I really wanted to give SilverFast a try but I’m not going to waste my time making scans with “Demo Mode” written across them. I went back to my go-to scanner software for the last 20 years. VueScan. I recommend VueScan highly. It drives just about every scanner out there and it’s easy to use and updated frequently. I want SilverFast to work since I paid for it but I don’t see it being better than VueScan.

The new scanner has about over twice the DPI of the old scanner. I think the old one was around 3000 DPI and the new one is 7200 DPI. When comparing scans of the same negative side by side there isn’t a lot of difference in quality. There is something with scanners called “Dynamic Range.” That’s a number from one to four that reflects how much detail a scanner can get out of a negative. The dynamic range of both scanners seems to be about the same. I can just blow the negative up bigger with the new scanner.

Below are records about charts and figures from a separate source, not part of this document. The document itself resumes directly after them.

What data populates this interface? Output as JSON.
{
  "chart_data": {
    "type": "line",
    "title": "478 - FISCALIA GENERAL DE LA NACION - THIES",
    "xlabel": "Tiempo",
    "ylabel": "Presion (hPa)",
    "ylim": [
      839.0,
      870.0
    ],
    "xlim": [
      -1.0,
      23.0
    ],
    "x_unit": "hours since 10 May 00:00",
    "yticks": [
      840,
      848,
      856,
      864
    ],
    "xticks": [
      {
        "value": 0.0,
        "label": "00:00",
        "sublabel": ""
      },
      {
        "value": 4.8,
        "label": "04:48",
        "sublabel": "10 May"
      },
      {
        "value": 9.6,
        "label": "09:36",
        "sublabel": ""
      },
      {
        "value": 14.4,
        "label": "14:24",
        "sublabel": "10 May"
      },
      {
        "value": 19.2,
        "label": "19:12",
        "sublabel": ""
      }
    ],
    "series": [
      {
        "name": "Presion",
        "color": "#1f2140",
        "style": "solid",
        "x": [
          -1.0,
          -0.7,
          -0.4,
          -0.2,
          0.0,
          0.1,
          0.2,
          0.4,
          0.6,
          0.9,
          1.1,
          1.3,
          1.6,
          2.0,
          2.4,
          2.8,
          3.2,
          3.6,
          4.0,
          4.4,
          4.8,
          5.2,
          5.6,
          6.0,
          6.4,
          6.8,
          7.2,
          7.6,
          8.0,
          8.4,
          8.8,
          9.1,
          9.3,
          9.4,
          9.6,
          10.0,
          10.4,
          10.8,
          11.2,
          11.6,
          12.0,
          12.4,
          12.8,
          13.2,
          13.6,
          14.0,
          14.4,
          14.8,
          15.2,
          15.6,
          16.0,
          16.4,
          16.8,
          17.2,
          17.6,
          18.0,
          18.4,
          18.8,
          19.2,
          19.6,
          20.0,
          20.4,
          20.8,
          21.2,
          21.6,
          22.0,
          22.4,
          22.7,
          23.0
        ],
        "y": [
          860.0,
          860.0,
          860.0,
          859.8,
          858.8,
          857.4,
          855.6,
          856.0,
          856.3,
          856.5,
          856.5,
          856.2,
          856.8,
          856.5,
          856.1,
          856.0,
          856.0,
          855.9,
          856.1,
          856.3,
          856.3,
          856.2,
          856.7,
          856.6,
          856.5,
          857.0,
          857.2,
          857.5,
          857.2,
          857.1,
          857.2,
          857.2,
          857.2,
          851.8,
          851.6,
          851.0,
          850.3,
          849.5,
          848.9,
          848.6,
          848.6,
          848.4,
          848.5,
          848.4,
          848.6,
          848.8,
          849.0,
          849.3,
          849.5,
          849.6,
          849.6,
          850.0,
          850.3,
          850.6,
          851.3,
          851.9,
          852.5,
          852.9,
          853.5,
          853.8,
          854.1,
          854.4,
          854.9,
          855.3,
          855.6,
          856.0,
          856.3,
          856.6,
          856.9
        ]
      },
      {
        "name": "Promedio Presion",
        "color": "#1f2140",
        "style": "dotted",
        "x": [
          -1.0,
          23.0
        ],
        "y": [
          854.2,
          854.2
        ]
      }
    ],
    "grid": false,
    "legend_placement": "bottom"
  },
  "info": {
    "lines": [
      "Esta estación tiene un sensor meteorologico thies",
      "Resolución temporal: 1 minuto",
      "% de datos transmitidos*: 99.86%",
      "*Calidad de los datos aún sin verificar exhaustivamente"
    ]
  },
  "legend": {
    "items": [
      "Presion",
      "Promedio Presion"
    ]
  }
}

The new scanner doesn’t have a motor in it. Instead of the scanner itself drawing the film holder into the body of the scanner the film holder goes across the body of the scanner. And with no motor I have to push the film holder to the next negative. So it’s preview, scan, push, preview, scan, and so on. I find it strange that it doesn’t do it automatically. Of course the upside it that it can never put the negative in the wrong place like my old Minolta now does.

The best thing about my new scanner is the infrared cleaning. The scanner uses the infrared spectrum to clean any dust and scratches off the scan. It works well too. Last week I wrote about cleaning up scans but they’ll be far less of that with the new scanner.

The scanner is also a lot faster than my old one. It says it’s 38% faster than the 8200 model but compared to my twelve year old scanner it’s 500% faster. A scan takes one minute instead of five. The old one has some infrared cleaning on it too but it was not as good and really slow. It took seven minutes a scan with the cleaning on.

Update: Moments after writing this I decided to look even closer at the SilverFast card they sent me (it’s written in 13 languages). It turns out that there is a link written on the card that I had to go to in order to activate the software. The link that came with the software I installed brought me to the wrong place. If you just go to their website you will never find the link that’s on this card. Talk about making it hard to find! But at least Silverfast is working now.